Rahn nodded. ‘Don’t worry. I’ve involved you
in this as far as I want to. I’ll call you if I need you to find out anything
else. You can be my man on the ground.’

‘So be it! I’m at your beck and call. Bravura
at a distance, that’s my style. But I’ll see you off at the station, at least.’

‘Only because you’re curious, La Dame!’

‘Yes, it’s a miracle, isn’t it, that curiosity
can survive a formal education.’

Rahn paid the bill and before they left the
café, he took a glance around for the man with the forgettable face. His table
was empty, a half-full glass and a cigarette paper the only evidence that he
had been there at all.

8
A Bird in the Hand
‘Never look for birds of this year in the nests of the last.’ Miguel de
Cervantes, Don Quixote

That night the desk clerk interrupted Rahn’s
dinner. There was a phone call for him and he decided to take it in his room.

He wondered if the call was from Weisthor and
how he could possibly know where he was staying, since he hadn’t called him
yet. Walking up the stairs, he considered what he would say to the man. Was
Weisthor part of that inner circle, one of Hitler’s ritters? There was no way
of knowing and so he decided to listen and say little.

In his room, Rahn picked up the receiver,
expecting to hear Weisthor’s rumbustious voice. Instead, the voice that greeted
him was French, polished and courteous.

‘Monsieur Rahn?’

Rahn paused. ‘I am he.’

‘I hope you are enjoying your stay in Paris?’

‘To whom am I speaking?’

‘This is just a courtesy call. We have a
mutual friend whom you met on the train.’

Rahn swallowed. ‘Yes, I remember him.’

‘He asked me to call and see how you are
getting on.’

‘Just fine, thank you.’

‘We know you have to . . . tie a few loose
ends before your journey to the south and we just wanted to wish you well.
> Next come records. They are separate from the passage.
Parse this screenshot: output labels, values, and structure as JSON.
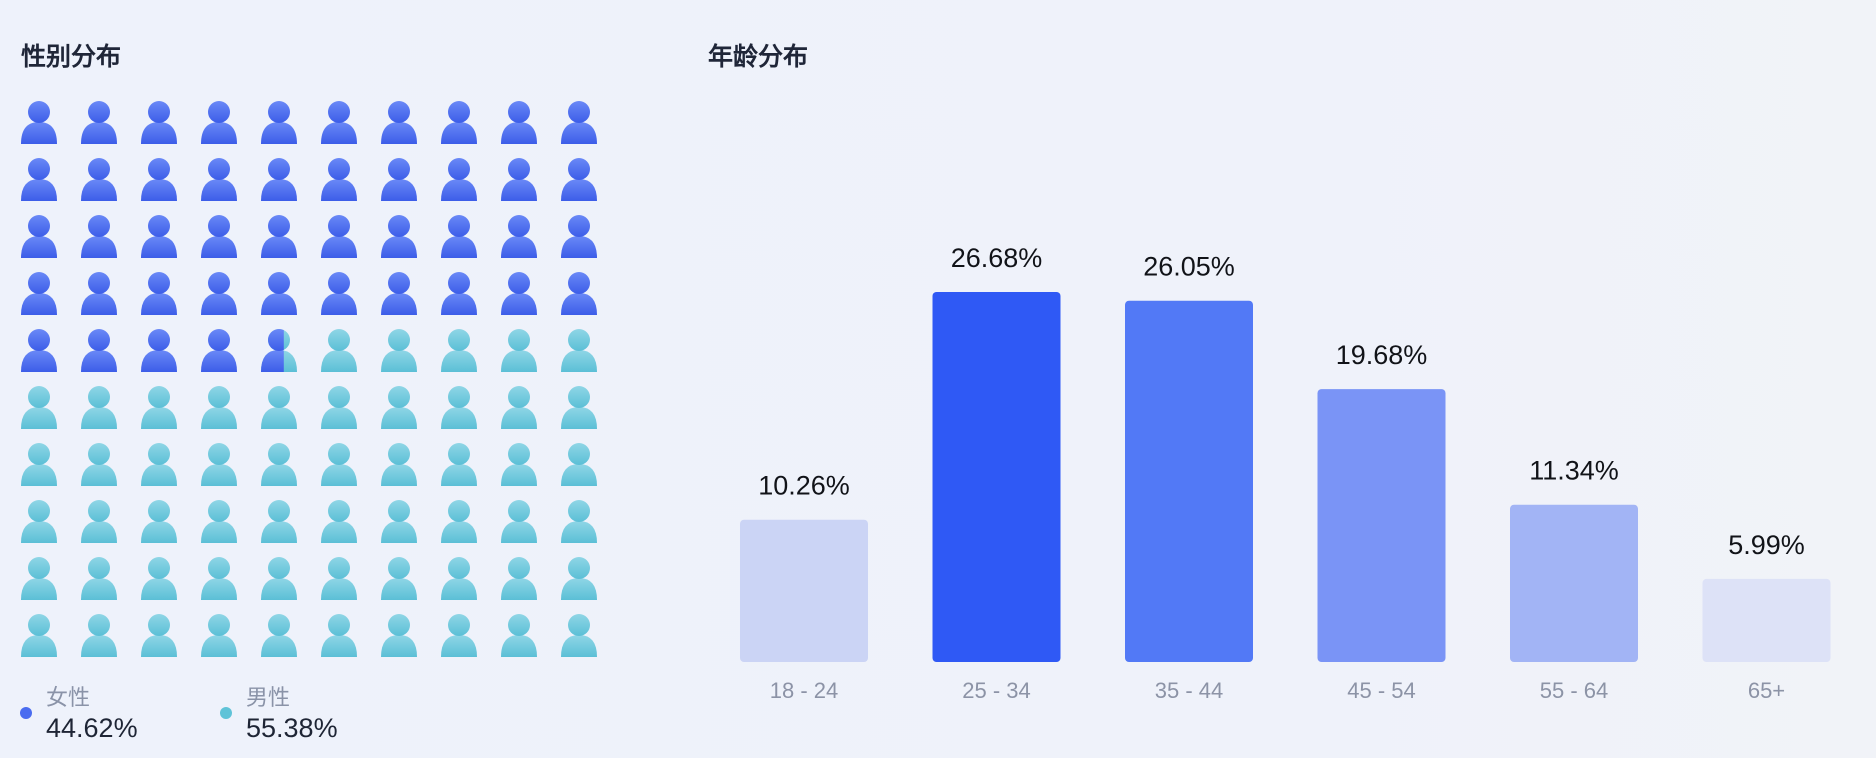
{
  "gender_section": {
    "title": "性别分布"
  },
  "age_section": {
    "title": "年龄分布"
  },
  "legend": {
    "female": {
      "label": "女性",
      "value": "44.62%",
      "color": "#4a6cf0"
    },
    "male": {
      "label": "男性",
      "value": "55.38%",
      "color": "#5fc3d8"
    }
  },
  "chart_data": [
    {
      "type": "waffle",
      "rows": 10,
      "columns": 10,
      "series": [
        {
          "name": "女性",
          "value": 44.62,
          "color": "#4a6cf0"
        },
        {
          "name": "男性",
          "value": 55.38,
          "color": "#5fc3d8"
        }
      ],
      "title": "性别分布"
    },
    {
      "type": "bar",
      "title": "年龄分布",
      "categories": [
        "18 - 24",
        "25 - 34",
        "35 - 44",
        "45 - 54",
        "55 - 64",
        "65+"
      ],
      "values": [
        10.26,
        26.68,
        26.05,
        19.68,
        11.34,
        5.99
      ],
      "value_labels": [
        "10.26%",
        "26.68%",
        "26.05%",
        "19.68%",
        "11.34%",
        "5.99%"
      ],
      "colors": [
        "#cbd4f5",
        "#2f59f5",
        "#5279f6",
        "#7a94f6",
        "#a2b4f5",
        "#dde2f7"
      ],
      "ylim": [
        0,
        26.68
      ],
      "grid": false,
      "xlabel": "",
      "ylabel": ""
    }
  ]
}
Will
you be keeping your appointment with Plantard tomorrow?’

Rahn hesitated. ‘I expect so.’

‘That is for the better, we think. It is
important to have the right information, you know, to understand the lay of the
land. Now, it may have occurred to you that you might just lose yourself in the
south. I would advise you to think again. You are not travelling light. Running
is quite difficult when you have a ball and chain attached to your legs.’

A ball and chain?

‘Soon you will be hearing from us again. In
the meantime we rely on you to follow your plans and to do what you do best. Just
one word of warning: keep a lookout for wolves.’

‘Who are you working for?’ Rahn asked.

There was a long silence, then: ‘The name is
on the card. I bid you a good night and a safe journey.’

Rahn put the phone down, his limbs drained of
blood. He had been followed, after all! He took out the card and read the name
– Serinus. Whoever these people were, they weren’t going to make it easy
for him to disappear. A ball and chain! Yes indeed, he was shown, once again,
that he was not free and he would have to make a decision. He sat on the bed
and loosened his tie, and wished that he had a brandy.